RDC: l’épineuse question du non-respect de la loi sur la garantie locative … jusqu'à quand ?

Vue d'une avenue dans la commune de Lingwala à Kinshasa
Vue d'une avenue dans la commune de Lingwala à Kinshasa/Ph. ACTUALITE.CD

La RDC dispose d’une loi spécifique relative aux baux à loyer non professionnels, qui stipule notamment en son article 18 que « la garantie locative ne peut excéder une somme équivalant à trois mois de loyer pour le bail résidentiel et 6 mois de loyer pour le bail socio-culturel (commercial) ». Mais le problème du non-respect de cette disposition, qui date du 31 décembre 2015, se pose de plus en plus avec beaucoup d’acuité.

En dépit de plusieurs dénonciations et de cris d’alarme de la Ligue des locataires du Congo, la situation est restée intacte. Certains bailleurs, selon les témoignages, et les publications sur les réseaux sociaux, demandent jusqu’à dix (10) mois de garantie locative voire plus. ACTUALITE.CD s’est à nouveau intéressée sur cette question.

Pourquoi les bailleurs ne se montrent-ils pas prêts à respecter la loi ? Une bailleresse disposant d’une parcelle avec 8 maisons explique qu’elle est libre de négocier un contrat de bail et ce, comme elle veut. Elle dit noter aussi qu’il arrive des moments où elle fait face à plusieurs contraintes d'où l'augmentation de cette somme de garantie locative.

« L'Etat n'a pas construit pour moi les maisons dans ma parcelle pour limiter le délai de la garantie locative. Nous rencontrons certaines réalités qui demandent qu'on puisse prendre la garantie au-delà de ces trois mois. La maison peut se retrouver dans un état qui nécessite des arrangements. Le locataire ne va pas accepter qu’on utilise son argent propre pour la réhabilitation, et cette charge reviendra au bailleur (…). Aussi, avec cette garantie de trois mois, il arrive qu’au bout d’un temps, certains n'arrivent plus à payer le loyer. Il y en a même qui, après avoir fini leur garantie, partent avec la dette de la maison. Là, c'est moi qui perd », explique-t-elle.
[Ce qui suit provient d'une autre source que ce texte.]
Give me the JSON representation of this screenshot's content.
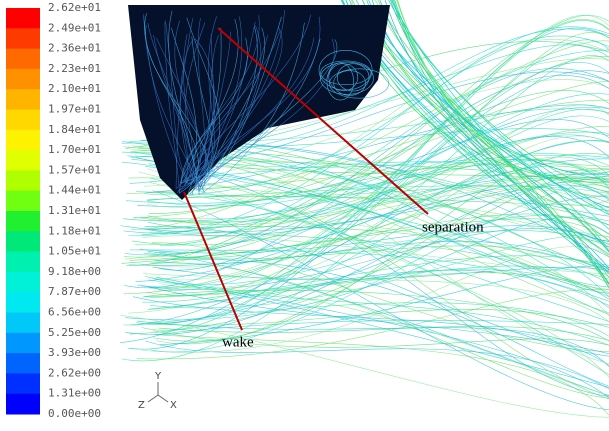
{
  "colorbar": {
    "labels": [
      "2.62e+01",
      "2.49e+01",
      "2.36e+01",
      "2.23e+01",
      "2.10e+01",
      "1.97e+01",
      "1.84e+01",
      "1.70e+01",
      "1.57e+01",
      "1.44e+01",
      "1.31e+01",
      "1.18e+01",
      "1.05e+01",
      "9.18e+00",
      "7.87e+00",
      "6.56e+00",
      "5.25e+00",
      "3.93e+00",
      "2.62e+00",
      "1.31e+00",
      "0.00e+00"
    ],
    "colors": [
      "#ff0000",
      "#ff3a00",
      "#ff6a00",
      "#ff9000",
      "#ffb400",
      "#ffd800",
      "#fff200",
      "#e0ff00",
      "#b0ff00",
      "#70ff10",
      "#20f030",
      "#00e878",
      "#00f0b0",
      "#00f0d8",
      "#00e8f0",
      "#00c8f8",
      "#0098ff",
      "#0064ff",
      "#0030ff",
      "#0000ff"
    ]
  },
  "annotations": [
    {
      "text": "separation"
    },
    {
      "text": "wake"
    }
  ],
  "triad": {
    "y": "Y",
    "z": "Z",
    "x": "X"
  }
}
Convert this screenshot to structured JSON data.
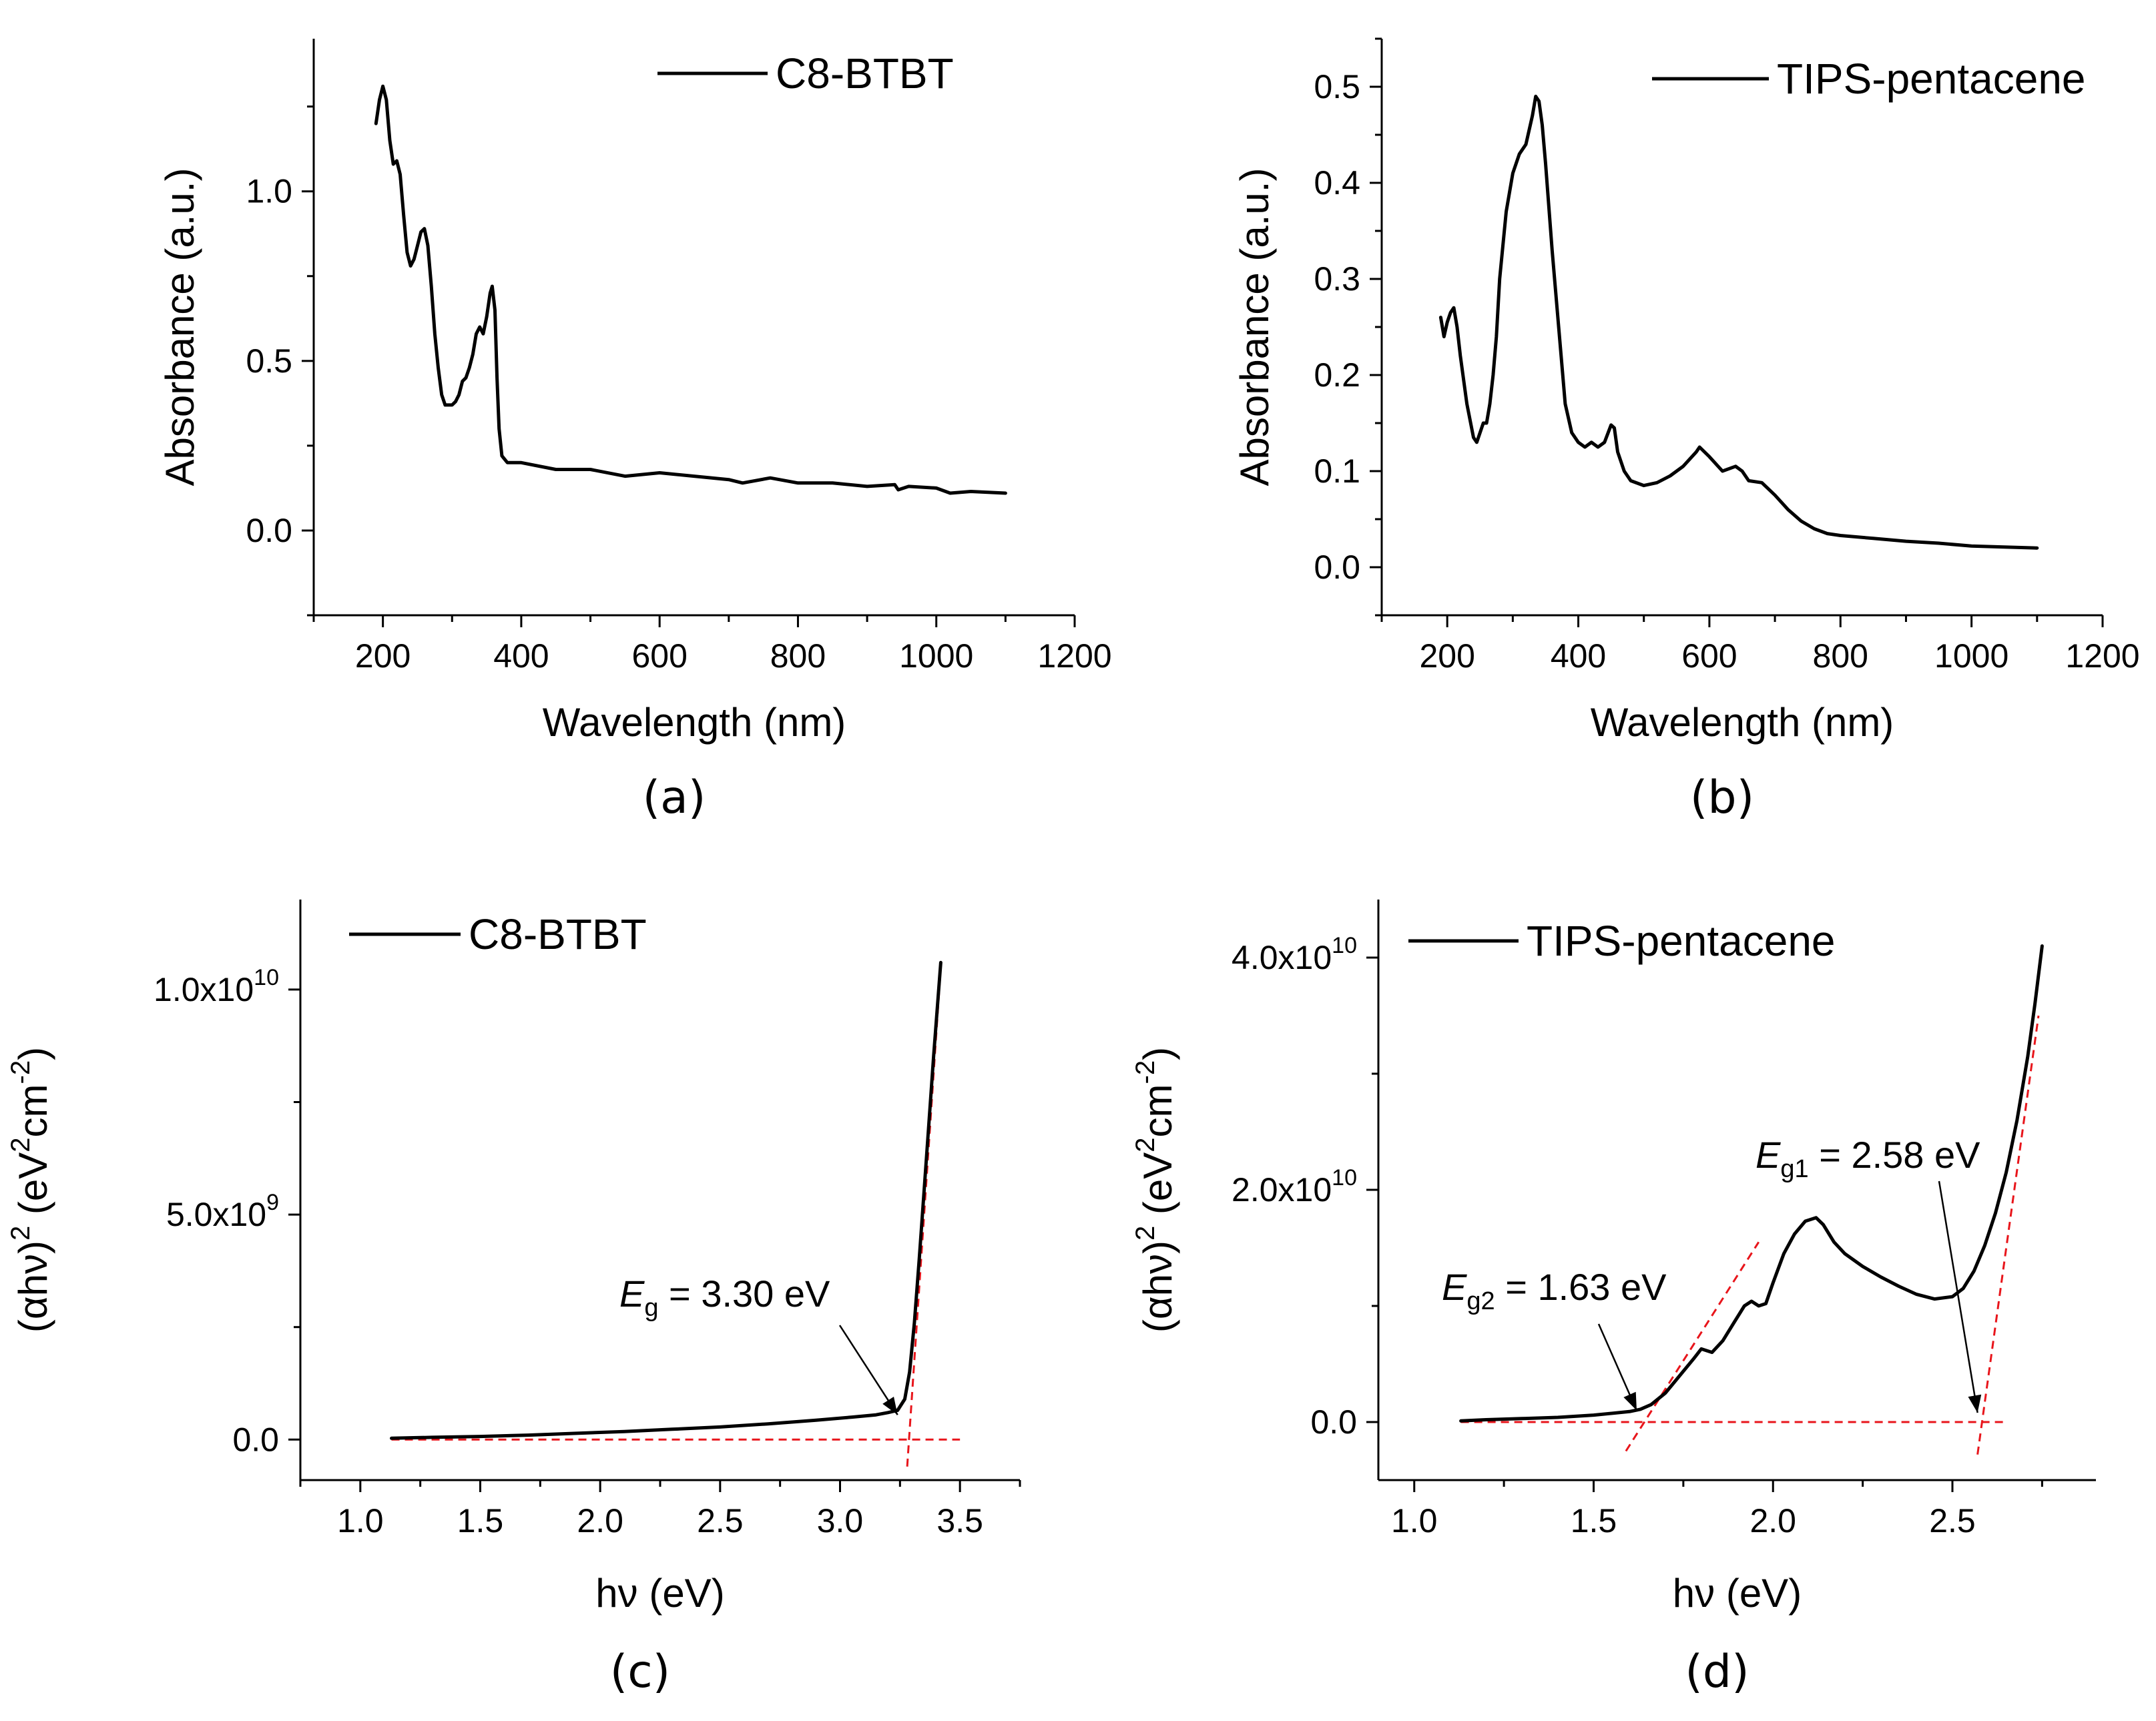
{
  "chart_data": [
    {
      "id": "a",
      "type": "line",
      "caption": "(a)",
      "xlabel": "Wavelength (nm)",
      "ylabel": "Absorbance (a.u.)",
      "xlim": [
        100,
        1200
      ],
      "ylim": [
        -0.25,
        1.45
      ],
      "xticks": [
        200,
        400,
        600,
        800,
        1000,
        1200
      ],
      "xtick_labels": [
        "200",
        "400",
        "600",
        "800",
        "1000",
        "1200"
      ],
      "yticks": [
        0.0,
        0.5,
        1.0
      ],
      "ytick_labels": [
        "0.0",
        "0.5",
        "1.0"
      ],
      "legend": {
        "label": "C8-BTBT",
        "position": "top-right"
      },
      "series": [
        {
          "name": "C8-BTBT",
          "color": "#000000",
          "x": [
            190,
            195,
            200,
            205,
            210,
            215,
            220,
            225,
            230,
            235,
            240,
            245,
            250,
            255,
            260,
            265,
            270,
            275,
            280,
            285,
            290,
            295,
            300,
            305,
            310,
            315,
            320,
            325,
            330,
            335,
            340,
            345,
            350,
            355,
            358,
            362,
            365,
            368,
            372,
            376,
            380,
            400,
            450,
            500,
            550,
            600,
            650,
            700,
            720,
            760,
            800,
            850,
            900,
            940,
            945,
            960,
            1000,
            1020,
            1050,
            1100
          ],
          "y": [
            1.2,
            1.27,
            1.31,
            1.27,
            1.15,
            1.08,
            1.09,
            1.05,
            0.93,
            0.82,
            0.78,
            0.8,
            0.84,
            0.88,
            0.89,
            0.84,
            0.72,
            0.58,
            0.48,
            0.4,
            0.37,
            0.37,
            0.37,
            0.38,
            0.4,
            0.44,
            0.45,
            0.48,
            0.52,
            0.58,
            0.6,
            0.58,
            0.63,
            0.7,
            0.72,
            0.65,
            0.45,
            0.3,
            0.22,
            0.21,
            0.2,
            0.2,
            0.18,
            0.18,
            0.16,
            0.17,
            0.16,
            0.15,
            0.14,
            0.155,
            0.14,
            0.14,
            0.13,
            0.135,
            0.12,
            0.13,
            0.125,
            0.11,
            0.115,
            0.11
          ]
        }
      ]
    },
    {
      "id": "b",
      "type": "line",
      "caption": "(b)",
      "xlabel": "Wavelength (nm)",
      "ylabel": "Absorbance (a.u.)",
      "xlim": [
        100,
        1200
      ],
      "ylim": [
        -0.05,
        0.55
      ],
      "xticks": [
        200,
        400,
        600,
        800,
        1000,
        1200
      ],
      "xtick_labels": [
        "200",
        "400",
        "600",
        "800",
        "1000",
        "1200"
      ],
      "yticks": [
        0.0,
        0.1,
        0.2,
        0.3,
        0.4,
        0.5
      ],
      "ytick_labels": [
        "0.0",
        "0.1",
        "0.2",
        "0.3",
        "0.4",
        "0.5"
      ],
      "legend": {
        "label": "TIPS-pentacene",
        "position": "top-right"
      },
      "series": [
        {
          "name": "TIPS-pentacene",
          "color": "#000000",
          "x": [
            190,
            195,
            200,
            205,
            210,
            215,
            220,
            230,
            240,
            245,
            250,
            255,
            260,
            265,
            270,
            275,
            280,
            290,
            300,
            310,
            320,
            330,
            335,
            340,
            345,
            350,
            360,
            370,
            380,
            390,
            400,
            410,
            420,
            430,
            440,
            450,
            455,
            460,
            470,
            480,
            500,
            520,
            540,
            560,
            580,
            585,
            600,
            620,
            640,
            650,
            660,
            680,
            700,
            720,
            740,
            760,
            780,
            800,
            850,
            900,
            950,
            1000,
            1050,
            1100
          ],
          "y": [
            0.26,
            0.24,
            0.255,
            0.265,
            0.27,
            0.25,
            0.22,
            0.17,
            0.135,
            0.13,
            0.14,
            0.15,
            0.15,
            0.17,
            0.2,
            0.24,
            0.3,
            0.37,
            0.41,
            0.43,
            0.44,
            0.47,
            0.49,
            0.485,
            0.46,
            0.42,
            0.33,
            0.25,
            0.17,
            0.14,
            0.13,
            0.125,
            0.13,
            0.125,
            0.13,
            0.148,
            0.145,
            0.12,
            0.1,
            0.09,
            0.085,
            0.088,
            0.095,
            0.105,
            0.12,
            0.125,
            0.115,
            0.1,
            0.105,
            0.1,
            0.09,
            0.088,
            0.075,
            0.06,
            0.048,
            0.04,
            0.035,
            0.033,
            0.03,
            0.027,
            0.025,
            0.022,
            0.021,
            0.02
          ]
        }
      ]
    },
    {
      "id": "c",
      "type": "line",
      "caption": "(c)",
      "xlabel": "hν (eV)",
      "ylabel": "(αhν)² (eV²cm⁻²)",
      "ylabel_parts": {
        "pre": "(",
        "alpha": "α",
        "mid": "hν)",
        "sup1": "2",
        "unit1": " (eV",
        "sup2": "2",
        "unit2": "cm",
        "sup3": "-2",
        "close": ")"
      },
      "xlim": [
        0.75,
        3.75
      ],
      "ylim": [
        -900000000.0,
        12000000000.0
      ],
      "xticks": [
        1.0,
        1.5,
        2.0,
        2.5,
        3.0,
        3.5
      ],
      "xtick_labels": [
        "1.0",
        "1.5",
        "2.0",
        "2.5",
        "3.0",
        "3.5"
      ],
      "yticks": [
        0.0,
        5000000000.0,
        10000000000.0
      ],
      "ytick_labels": [
        {
          "base": "0.0",
          "exp": ""
        },
        {
          "base": "5.0x10",
          "exp": "9"
        },
        {
          "base": "1.0x10",
          "exp": "10"
        }
      ],
      "legend": {
        "label": "C8-BTBT",
        "position": "top-left"
      },
      "series": [
        {
          "name": "C8-BTBT",
          "color": "#000000",
          "x": [
            1.13,
            1.3,
            1.5,
            1.7,
            1.9,
            2.1,
            2.3,
            2.5,
            2.7,
            2.9,
            3.05,
            3.15,
            3.2,
            3.24,
            3.27,
            3.29,
            3.31,
            3.33,
            3.35,
            3.37,
            3.39,
            3.41,
            3.42
          ],
          "y": [
            30000000.0,
            50000000.0,
            70000000.0,
            100000000.0,
            140000000.0,
            180000000.0,
            230000000.0,
            280000000.0,
            350000000.0,
            430000000.0,
            500000000.0,
            550000000.0,
            600000000.0,
            650000000.0,
            900000000.0,
            1500000000.0,
            2600000000.0,
            4000000000.0,
            5500000000.0,
            7000000000.0,
            8500000000.0,
            9900000000.0,
            10600000000.0
          ]
        }
      ],
      "fit_lines": [
        {
          "x": [
            1.13,
            3.5
          ],
          "y": [
            0.0,
            0.0
          ]
        },
        {
          "x": [
            3.28,
            3.42
          ],
          "y": [
            -600000000.0,
            10500000000.0
          ]
        }
      ],
      "annotations": [
        {
          "symbol": "E",
          "sub": "g",
          "text": " = 3.30 eV",
          "arrow_to": [
            3.24,
            550000000.0
          ]
        }
      ]
    },
    {
      "id": "d",
      "type": "line",
      "caption": "(d)",
      "xlabel": "hν (eV)",
      "ylabel": "(αhν)² (eV²cm⁻²)",
      "ylabel_parts": {
        "pre": "(",
        "alpha": "α",
        "mid": "hν)",
        "sup1": "2",
        "unit1": " (eV",
        "sup2": "2",
        "unit2": "cm",
        "sup3": "-2",
        "close": ")"
      },
      "xlim": [
        0.9,
        2.9
      ],
      "ylim": [
        -5000000000.0,
        45000000000.0
      ],
      "xticks": [
        1.0,
        1.5,
        2.0,
        2.5
      ],
      "xtick_labels": [
        "1.0",
        "1.5",
        "2.0",
        "2.5"
      ],
      "yticks": [
        0.0,
        20000000000.0,
        40000000000.0
      ],
      "ytick_labels": [
        {
          "base": "0.0",
          "exp": ""
        },
        {
          "base": "2.0x10",
          "exp": "10"
        },
        {
          "base": "4.0x10",
          "exp": "10"
        }
      ],
      "legend": {
        "label": "TIPS-pentacene",
        "position": "top-left"
      },
      "series": [
        {
          "name": "TIPS-pentacene",
          "color": "#000000",
          "x": [
            1.13,
            1.2,
            1.3,
            1.4,
            1.5,
            1.6,
            1.63,
            1.66,
            1.7,
            1.74,
            1.78,
            1.8,
            1.83,
            1.86,
            1.89,
            1.92,
            1.94,
            1.96,
            1.98,
            2.0,
            2.03,
            2.06,
            2.09,
            2.12,
            2.14,
            2.17,
            2.2,
            2.25,
            2.3,
            2.35,
            2.4,
            2.45,
            2.5,
            2.53,
            2.56,
            2.59,
            2.62,
            2.65,
            2.68,
            2.71,
            2.73,
            2.75
          ],
          "y": [
            100000000.0,
            200000000.0,
            300000000.0,
            400000000.0,
            600000000.0,
            900000000.0,
            1100000000.0,
            1500000000.0,
            2500000000.0,
            4000000000.0,
            5500000000.0,
            6300000000.0,
            6000000000.0,
            7000000000.0,
            8500000000.0,
            10000000000.0,
            10400000000.0,
            10000000000.0,
            10200000000.0,
            12000000000.0,
            14500000000.0,
            16200000000.0,
            17300000000.0,
            17600000000.0,
            17000000000.0,
            15500000000.0,
            14500000000.0,
            13400000000.0,
            12500000000.0,
            11700000000.0,
            11000000000.0,
            10600000000.0,
            10800000000.0,
            11500000000.0,
            13000000000.0,
            15200000000.0,
            18000000000.0,
            21500000000.0,
            26000000000.0,
            31500000000.0,
            36000000000.0,
            41000000000.0
          ]
        }
      ],
      "fit_lines": [
        {
          "x": [
            1.13,
            2.65
          ],
          "y": [
            0.0,
            0.0
          ]
        },
        {
          "x": [
            1.59,
            1.96
          ],
          "y": [
            -2500000000.0,
            15500000000.0
          ]
        },
        {
          "x": [
            2.57,
            2.74
          ],
          "y": [
            -2800000000.0,
            35000000000.0
          ]
        }
      ],
      "annotations": [
        {
          "symbol": "E",
          "sub": "g2",
          "text": " = 1.63 eV",
          "arrow_to": [
            1.62,
            1000000000.0
          ]
        },
        {
          "symbol": "E",
          "sub": "g1",
          "text": " = 2.58 eV",
          "arrow_to": [
            2.57,
            800000000.0
          ]
        }
      ]
    }
  ]
}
Certains locataires, pour leur part, pensent que l’Etat ne contrôle pas assez afin que les dispositions de la loi numéro 15/025 du 31 décembre 2015 relative aux baux à loyer non professionnels.

« Si la sanction est sévère, et que l'État fait un contrôle régulier dans chaque parcelle, les bailleurs auront peur et ce fléau prendra fin . Là où je loue présentement, j'ai dû payer la garantie équivalente à sept mois pour notamment permettre au bailleur de finaliser les travaux de la maison », témoigne un locataire rencontré au quartier Kinsuka Pêcheurs dans la commune de Ngaliema.

Un officier de police judiciaire du ministère de l’habitat, dans la commune de Ngaliema, accuse les commissionnaires, aussi régis par la loi de 2015, d’être à la base du non-respect de ces dispositions. « Ce sont eux qui amènent les requérants vers les bailleurs. Ils incitent ces derniers à percevoir plus que les trois mois prévus. En plus, le langage qui coule dans la bouche des bailleurs est que ce n'est pas l'État qui construit pour eux. Donc ils peuvent demander au-delà de trois mois pour se retrouver ».

Toutefois, elle précise que l’Etat arrive à s’informer de cette situation irrégulière quand les bailleurs viennent chercher des préavis pour leurs locataires. « Lorsqu'ils viennent à l'habitat pour le préavis, si le bailleur avait pris la garantie de sept mois, les quatre autres sont qualifiés d'excédent et nous demandons au bailleur de rembourser tout d’abord cette différence au locataire avant d’être servi », indique-t-elle.

Pour rappel, en septembre 2021, le député national Gaël Bussa avait déposé, au bureau de l’Assemblée nationale, une proposition de loi modifiant et complétant la loi du 31 décembre 2015. Il a fait savoir que cette proposition de loi comporte plusieurs innovations dont 15 articles modifiés et 15 autres ajoutés. Concernant les innovations, la question du dépôt de la garantie locative est aussi abordée. Il propose notamment que « le dépôt de la garantie locative devienne un caractère facultatif c'est-à-dire qu'il relève désormais de l'autonomie de la volonté des parties (…) ». Mais cette proposition n’a pas encore été alignée pour examen.